Quote Originally Posted by kn6za View Post
Thanks Hezz,

Well I could put an encoder in both locations, but it should not be necessary, even with lots of backlash.

The issue with the motor and encoder separated by the backlash came down to servo tuning and the backlash interfering with it. When the servo drive would try to close the position loop it would not know that the motor shaft was moving until it hit the edge of the backlash and started to read movement on the gear box output shaft encoder. By this time there could be significant motor shaft speed achieved. This would create an oscillation that would be difficult to stabilize.

Now that the encoder is mounted directly on the motor shaft no such oscillation is possible. The backlash can now be dealt with in software easily. I am not using the index motion to cut anything, so as long as I can reasonably accurately position the turret, I don't care how much backlash there is. Once the turret is locked, and it will always be locked before cutting starts, the backlash is no longer an issue.

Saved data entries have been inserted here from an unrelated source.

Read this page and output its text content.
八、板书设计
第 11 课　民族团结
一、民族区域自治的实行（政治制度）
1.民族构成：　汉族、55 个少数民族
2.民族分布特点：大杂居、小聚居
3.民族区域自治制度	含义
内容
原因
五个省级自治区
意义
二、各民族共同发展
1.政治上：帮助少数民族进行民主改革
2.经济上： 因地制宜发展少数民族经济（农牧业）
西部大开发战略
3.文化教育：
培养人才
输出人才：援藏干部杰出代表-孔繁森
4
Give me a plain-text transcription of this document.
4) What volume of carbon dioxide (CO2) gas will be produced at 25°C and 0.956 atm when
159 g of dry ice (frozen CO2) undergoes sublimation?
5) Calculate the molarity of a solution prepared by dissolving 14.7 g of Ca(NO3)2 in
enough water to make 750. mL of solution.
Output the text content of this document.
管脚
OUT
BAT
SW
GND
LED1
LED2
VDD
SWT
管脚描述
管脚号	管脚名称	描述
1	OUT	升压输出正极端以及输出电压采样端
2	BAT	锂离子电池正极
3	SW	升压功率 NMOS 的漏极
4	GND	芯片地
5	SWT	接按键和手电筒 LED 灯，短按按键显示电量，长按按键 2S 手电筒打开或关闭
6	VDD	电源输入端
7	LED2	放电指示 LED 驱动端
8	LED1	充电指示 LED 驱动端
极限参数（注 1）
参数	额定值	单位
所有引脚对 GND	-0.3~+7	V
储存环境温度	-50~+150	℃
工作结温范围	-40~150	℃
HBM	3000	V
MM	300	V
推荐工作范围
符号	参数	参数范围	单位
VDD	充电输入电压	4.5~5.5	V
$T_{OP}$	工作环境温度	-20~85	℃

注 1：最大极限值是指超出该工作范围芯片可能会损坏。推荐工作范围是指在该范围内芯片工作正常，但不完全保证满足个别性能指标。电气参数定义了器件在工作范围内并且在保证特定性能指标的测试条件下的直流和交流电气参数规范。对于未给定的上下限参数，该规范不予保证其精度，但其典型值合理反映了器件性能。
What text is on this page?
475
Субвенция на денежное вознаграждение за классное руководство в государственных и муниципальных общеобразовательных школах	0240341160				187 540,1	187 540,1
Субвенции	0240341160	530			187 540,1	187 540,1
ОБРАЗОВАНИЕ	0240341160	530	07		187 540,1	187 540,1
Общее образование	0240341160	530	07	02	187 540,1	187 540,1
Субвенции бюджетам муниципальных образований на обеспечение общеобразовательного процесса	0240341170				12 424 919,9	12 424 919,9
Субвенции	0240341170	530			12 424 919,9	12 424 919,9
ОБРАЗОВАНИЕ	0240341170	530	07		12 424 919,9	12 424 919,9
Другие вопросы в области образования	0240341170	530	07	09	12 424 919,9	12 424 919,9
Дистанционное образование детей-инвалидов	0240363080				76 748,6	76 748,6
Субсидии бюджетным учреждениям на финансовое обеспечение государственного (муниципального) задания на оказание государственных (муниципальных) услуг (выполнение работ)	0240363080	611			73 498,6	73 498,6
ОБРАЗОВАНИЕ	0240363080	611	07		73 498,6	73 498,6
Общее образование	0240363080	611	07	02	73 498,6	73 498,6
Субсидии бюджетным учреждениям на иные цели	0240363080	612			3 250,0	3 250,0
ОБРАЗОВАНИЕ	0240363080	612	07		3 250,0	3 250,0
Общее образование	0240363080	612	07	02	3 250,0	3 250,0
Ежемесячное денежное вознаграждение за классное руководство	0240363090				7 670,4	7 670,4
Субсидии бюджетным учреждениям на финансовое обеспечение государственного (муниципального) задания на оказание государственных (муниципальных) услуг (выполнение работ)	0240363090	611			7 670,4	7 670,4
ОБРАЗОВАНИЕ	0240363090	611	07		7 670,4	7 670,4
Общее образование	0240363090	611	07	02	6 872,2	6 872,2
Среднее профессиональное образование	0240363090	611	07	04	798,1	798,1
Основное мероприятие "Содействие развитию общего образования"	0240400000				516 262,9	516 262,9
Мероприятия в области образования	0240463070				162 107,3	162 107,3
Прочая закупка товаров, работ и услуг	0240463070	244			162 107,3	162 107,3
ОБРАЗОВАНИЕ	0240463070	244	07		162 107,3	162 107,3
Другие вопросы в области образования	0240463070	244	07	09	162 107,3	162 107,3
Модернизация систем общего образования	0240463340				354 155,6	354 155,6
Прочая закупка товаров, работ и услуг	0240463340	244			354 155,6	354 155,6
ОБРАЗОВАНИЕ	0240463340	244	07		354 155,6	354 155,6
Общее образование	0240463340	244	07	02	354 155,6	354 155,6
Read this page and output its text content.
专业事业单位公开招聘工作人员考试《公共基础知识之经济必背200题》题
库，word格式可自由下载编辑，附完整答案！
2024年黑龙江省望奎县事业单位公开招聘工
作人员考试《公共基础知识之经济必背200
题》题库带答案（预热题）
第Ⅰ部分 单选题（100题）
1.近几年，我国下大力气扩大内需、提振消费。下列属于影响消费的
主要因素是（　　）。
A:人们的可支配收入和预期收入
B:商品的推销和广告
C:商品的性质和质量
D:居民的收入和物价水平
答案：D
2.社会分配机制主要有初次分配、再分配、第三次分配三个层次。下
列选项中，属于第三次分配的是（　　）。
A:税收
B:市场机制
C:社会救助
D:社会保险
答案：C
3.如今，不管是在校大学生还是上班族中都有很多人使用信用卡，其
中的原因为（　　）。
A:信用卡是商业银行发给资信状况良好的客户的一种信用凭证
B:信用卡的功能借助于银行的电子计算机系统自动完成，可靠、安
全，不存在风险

One of the beautiful things about the Hirth coupling is that the servo does not need to have perfect rotational accuracy on index. The thing can take a few deg. of misalignment and correct it in the clamp up movement. Once clamp has occurred, the index servo is disabled. At this point If the servo thinks it is out of position, because of small errors, it wont even try to correct the error until it is re-enabled at the next tool change request.

Hope that cleared up my thinking on this.
Thanks for the reply. I forgot about the Hirth coupling. And I can see your reasoning makes perfect sense.